SSD just for WoW

Thank you both for the help. dl wow onto it now. :slight_smile:

Yea

10/char

The NVME drive should be your boot drive and the drive with your games on it, at least the ones you play a lot, like WoW.

So if that’s big enough, that is your greatest storage speed available.

Never used an SSD until 2017. I was wonder why I was stuck in the loading screen, only to realized my hard drive was worn out.

You can actually run it from a thumb drive, if you wanted to suffer through the slow loading times.
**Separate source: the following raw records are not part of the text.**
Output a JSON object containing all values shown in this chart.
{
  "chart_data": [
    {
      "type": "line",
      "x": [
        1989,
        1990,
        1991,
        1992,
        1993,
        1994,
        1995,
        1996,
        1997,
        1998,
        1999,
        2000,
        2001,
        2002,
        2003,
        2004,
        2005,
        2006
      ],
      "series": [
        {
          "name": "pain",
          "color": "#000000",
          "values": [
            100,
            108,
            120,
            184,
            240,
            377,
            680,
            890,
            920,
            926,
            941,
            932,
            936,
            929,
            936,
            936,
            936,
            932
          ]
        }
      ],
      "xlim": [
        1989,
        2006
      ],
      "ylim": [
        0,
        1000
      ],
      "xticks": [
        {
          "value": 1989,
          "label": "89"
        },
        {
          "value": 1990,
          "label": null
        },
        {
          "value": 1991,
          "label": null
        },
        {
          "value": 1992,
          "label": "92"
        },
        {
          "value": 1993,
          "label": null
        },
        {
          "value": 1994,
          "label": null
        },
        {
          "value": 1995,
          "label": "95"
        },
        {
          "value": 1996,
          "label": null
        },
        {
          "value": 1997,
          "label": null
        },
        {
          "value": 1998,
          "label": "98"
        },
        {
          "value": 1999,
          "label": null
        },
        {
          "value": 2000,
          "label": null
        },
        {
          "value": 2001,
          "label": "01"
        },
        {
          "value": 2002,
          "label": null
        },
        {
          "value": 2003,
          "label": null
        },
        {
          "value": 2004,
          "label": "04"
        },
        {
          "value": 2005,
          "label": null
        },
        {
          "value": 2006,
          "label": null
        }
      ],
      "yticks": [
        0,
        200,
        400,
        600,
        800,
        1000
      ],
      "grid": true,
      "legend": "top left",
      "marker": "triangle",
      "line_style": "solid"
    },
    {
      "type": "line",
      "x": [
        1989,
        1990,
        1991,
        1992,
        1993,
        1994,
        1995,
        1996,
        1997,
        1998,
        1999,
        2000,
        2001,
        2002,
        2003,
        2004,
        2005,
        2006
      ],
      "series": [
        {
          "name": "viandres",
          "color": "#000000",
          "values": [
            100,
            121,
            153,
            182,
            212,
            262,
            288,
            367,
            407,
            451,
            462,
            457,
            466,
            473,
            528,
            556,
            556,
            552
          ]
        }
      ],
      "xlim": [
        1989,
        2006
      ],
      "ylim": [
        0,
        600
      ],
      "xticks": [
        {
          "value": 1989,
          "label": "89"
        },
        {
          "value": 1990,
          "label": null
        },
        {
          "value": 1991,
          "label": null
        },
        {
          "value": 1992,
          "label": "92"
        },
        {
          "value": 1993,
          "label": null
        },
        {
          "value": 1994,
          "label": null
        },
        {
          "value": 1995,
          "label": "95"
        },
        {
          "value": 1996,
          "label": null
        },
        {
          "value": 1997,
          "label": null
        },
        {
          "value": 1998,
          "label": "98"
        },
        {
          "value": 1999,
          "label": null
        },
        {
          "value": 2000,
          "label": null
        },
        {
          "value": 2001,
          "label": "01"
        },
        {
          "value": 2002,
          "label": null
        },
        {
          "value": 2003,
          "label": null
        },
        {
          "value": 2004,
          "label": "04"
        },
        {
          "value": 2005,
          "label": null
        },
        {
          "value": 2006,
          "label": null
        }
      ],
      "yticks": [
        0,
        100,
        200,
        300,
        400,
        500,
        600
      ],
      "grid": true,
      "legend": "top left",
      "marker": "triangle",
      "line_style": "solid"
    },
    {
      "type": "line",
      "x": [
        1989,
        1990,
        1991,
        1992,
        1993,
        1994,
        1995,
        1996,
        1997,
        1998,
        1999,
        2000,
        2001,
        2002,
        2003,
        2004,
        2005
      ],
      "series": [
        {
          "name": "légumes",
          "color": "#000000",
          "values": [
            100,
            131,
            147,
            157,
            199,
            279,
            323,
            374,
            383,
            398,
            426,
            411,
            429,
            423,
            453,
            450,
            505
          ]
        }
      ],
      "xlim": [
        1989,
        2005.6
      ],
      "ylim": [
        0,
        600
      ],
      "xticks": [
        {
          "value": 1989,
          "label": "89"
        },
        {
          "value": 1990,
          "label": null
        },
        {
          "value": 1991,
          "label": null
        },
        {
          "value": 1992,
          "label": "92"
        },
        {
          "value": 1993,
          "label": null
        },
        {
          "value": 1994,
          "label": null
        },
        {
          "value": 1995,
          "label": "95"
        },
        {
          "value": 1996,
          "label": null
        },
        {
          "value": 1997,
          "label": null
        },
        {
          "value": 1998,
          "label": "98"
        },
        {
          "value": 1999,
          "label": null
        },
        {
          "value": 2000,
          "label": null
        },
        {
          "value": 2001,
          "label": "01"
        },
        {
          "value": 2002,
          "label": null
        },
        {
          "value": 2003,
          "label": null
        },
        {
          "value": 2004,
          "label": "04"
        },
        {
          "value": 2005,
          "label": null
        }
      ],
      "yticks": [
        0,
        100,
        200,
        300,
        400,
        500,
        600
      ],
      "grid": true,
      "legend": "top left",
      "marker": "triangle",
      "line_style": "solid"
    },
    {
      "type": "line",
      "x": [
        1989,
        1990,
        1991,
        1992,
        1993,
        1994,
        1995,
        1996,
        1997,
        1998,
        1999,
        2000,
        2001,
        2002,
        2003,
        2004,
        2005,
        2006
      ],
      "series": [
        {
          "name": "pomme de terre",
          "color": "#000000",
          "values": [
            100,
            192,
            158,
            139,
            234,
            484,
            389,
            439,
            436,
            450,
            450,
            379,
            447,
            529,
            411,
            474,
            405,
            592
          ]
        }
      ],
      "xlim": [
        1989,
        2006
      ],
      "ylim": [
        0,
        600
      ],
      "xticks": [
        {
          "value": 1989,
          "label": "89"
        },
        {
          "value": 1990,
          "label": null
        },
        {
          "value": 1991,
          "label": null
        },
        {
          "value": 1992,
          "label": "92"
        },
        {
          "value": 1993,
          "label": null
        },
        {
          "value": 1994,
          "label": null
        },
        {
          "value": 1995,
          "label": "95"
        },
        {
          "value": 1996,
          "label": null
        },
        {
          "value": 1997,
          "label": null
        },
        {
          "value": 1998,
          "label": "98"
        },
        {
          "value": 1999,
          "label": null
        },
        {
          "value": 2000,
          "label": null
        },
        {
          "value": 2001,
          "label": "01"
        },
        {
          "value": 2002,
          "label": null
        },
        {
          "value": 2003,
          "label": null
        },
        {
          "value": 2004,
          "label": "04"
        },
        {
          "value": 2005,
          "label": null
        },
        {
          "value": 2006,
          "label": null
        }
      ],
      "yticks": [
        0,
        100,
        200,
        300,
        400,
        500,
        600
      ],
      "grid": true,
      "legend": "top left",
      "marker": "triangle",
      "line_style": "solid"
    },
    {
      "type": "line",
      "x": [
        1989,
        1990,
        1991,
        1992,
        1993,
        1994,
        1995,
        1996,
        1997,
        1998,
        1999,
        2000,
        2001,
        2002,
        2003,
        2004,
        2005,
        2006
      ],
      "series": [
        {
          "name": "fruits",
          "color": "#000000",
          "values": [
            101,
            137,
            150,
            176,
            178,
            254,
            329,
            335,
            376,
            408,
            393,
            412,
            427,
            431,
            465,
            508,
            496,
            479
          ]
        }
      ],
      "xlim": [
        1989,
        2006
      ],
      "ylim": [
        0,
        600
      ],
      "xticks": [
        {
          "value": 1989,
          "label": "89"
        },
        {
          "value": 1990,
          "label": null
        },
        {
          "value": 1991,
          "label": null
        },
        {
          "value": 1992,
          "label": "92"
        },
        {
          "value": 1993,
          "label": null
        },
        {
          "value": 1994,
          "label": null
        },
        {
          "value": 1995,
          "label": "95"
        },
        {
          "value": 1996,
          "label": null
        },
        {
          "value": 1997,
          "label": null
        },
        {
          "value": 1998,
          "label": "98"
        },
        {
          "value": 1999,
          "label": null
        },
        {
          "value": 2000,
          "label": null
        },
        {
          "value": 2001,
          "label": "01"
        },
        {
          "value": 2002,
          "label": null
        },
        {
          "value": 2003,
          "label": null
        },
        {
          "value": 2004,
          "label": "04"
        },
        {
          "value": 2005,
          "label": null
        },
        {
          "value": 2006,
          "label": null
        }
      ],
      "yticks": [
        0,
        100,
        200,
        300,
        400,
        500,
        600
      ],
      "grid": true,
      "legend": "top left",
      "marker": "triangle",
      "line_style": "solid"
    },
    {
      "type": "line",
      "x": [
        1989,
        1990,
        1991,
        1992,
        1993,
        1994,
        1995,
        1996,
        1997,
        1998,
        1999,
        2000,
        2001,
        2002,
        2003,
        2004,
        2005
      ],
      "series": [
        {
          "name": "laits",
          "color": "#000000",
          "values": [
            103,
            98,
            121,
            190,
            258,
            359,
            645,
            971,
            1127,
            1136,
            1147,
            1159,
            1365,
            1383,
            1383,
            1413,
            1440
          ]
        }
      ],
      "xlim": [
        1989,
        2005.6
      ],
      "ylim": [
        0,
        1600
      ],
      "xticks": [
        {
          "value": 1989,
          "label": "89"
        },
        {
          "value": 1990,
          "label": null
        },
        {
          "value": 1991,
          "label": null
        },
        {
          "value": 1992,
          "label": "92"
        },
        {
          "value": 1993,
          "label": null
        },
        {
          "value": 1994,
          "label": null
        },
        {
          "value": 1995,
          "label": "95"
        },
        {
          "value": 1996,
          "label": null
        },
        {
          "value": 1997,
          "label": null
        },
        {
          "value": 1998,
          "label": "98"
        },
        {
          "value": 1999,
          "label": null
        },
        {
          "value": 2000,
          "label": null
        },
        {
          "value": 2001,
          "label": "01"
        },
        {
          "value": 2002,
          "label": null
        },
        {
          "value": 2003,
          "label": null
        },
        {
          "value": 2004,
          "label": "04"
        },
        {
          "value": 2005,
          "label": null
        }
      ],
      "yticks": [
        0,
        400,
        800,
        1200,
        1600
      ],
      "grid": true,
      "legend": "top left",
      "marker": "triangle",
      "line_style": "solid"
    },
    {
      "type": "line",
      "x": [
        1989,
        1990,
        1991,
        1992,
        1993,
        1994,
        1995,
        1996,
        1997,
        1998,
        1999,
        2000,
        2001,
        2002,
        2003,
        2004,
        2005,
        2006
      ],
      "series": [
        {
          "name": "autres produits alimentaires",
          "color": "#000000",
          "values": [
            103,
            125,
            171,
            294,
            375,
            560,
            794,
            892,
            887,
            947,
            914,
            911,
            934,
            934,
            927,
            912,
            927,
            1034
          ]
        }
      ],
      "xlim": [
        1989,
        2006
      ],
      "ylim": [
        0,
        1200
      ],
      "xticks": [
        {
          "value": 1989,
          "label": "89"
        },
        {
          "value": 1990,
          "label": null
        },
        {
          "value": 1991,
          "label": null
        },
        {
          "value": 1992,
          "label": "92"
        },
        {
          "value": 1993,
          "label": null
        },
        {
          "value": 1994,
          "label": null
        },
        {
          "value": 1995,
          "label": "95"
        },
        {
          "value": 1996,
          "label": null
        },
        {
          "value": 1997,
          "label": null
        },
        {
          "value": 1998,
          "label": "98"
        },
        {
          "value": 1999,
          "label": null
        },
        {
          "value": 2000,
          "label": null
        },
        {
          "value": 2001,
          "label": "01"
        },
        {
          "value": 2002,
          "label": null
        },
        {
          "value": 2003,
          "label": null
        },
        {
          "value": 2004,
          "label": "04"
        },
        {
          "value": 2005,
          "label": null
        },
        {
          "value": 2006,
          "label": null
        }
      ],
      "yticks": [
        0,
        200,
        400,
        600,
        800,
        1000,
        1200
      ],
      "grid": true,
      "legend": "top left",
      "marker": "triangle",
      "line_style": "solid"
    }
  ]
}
If you have USB 3/3.1, you can run things from an external SSD and it should be OK. Won’t be the best, but it’ll be fine.

Here’s what I did:
I had a 250gb drive in my laptop. Everything else was ‘gaming’, but the drive was tiny. I bought a Samsung M2 drive to replace the one that was in the laptop and got an enclosure to put the drive in so I could use Samsung’s software to make a dupe of the drive in the laptop. No go. The software can’t see the drive in most enclosures. Something about how M2 drives work. I had purchased multiple enclosures. So I bought a regular SSD since the laptop had an SSD spot as well as the M2 spot. Used the Samsung software to dupe the 250 M2 to the 1TB SSD, then removed the 250 M2, put the 1TB M2 in there and duped the 1TB SSD to the 1TB M2 drive. I eventually had a laptop with a 1TB M2 drive.

I put the 1TB SSD into my old PC, reformatted it, put Windows on it and gave it to my daughter to game on and it’s happily chunking away at Fallout 4.

There’s no point to this, other than sometimes it takes a while to do what you want. Also, I don’t think it makes sense to have any sort of brand loyalty at all, but that Samsung drive duplication software works. It was fast and there were no hiccups at all. It just duplicated the drives and they just booted up in the laptop.

I have one SSD for my other stuff/Windows and one SSD dedicated to just World of Warcraft.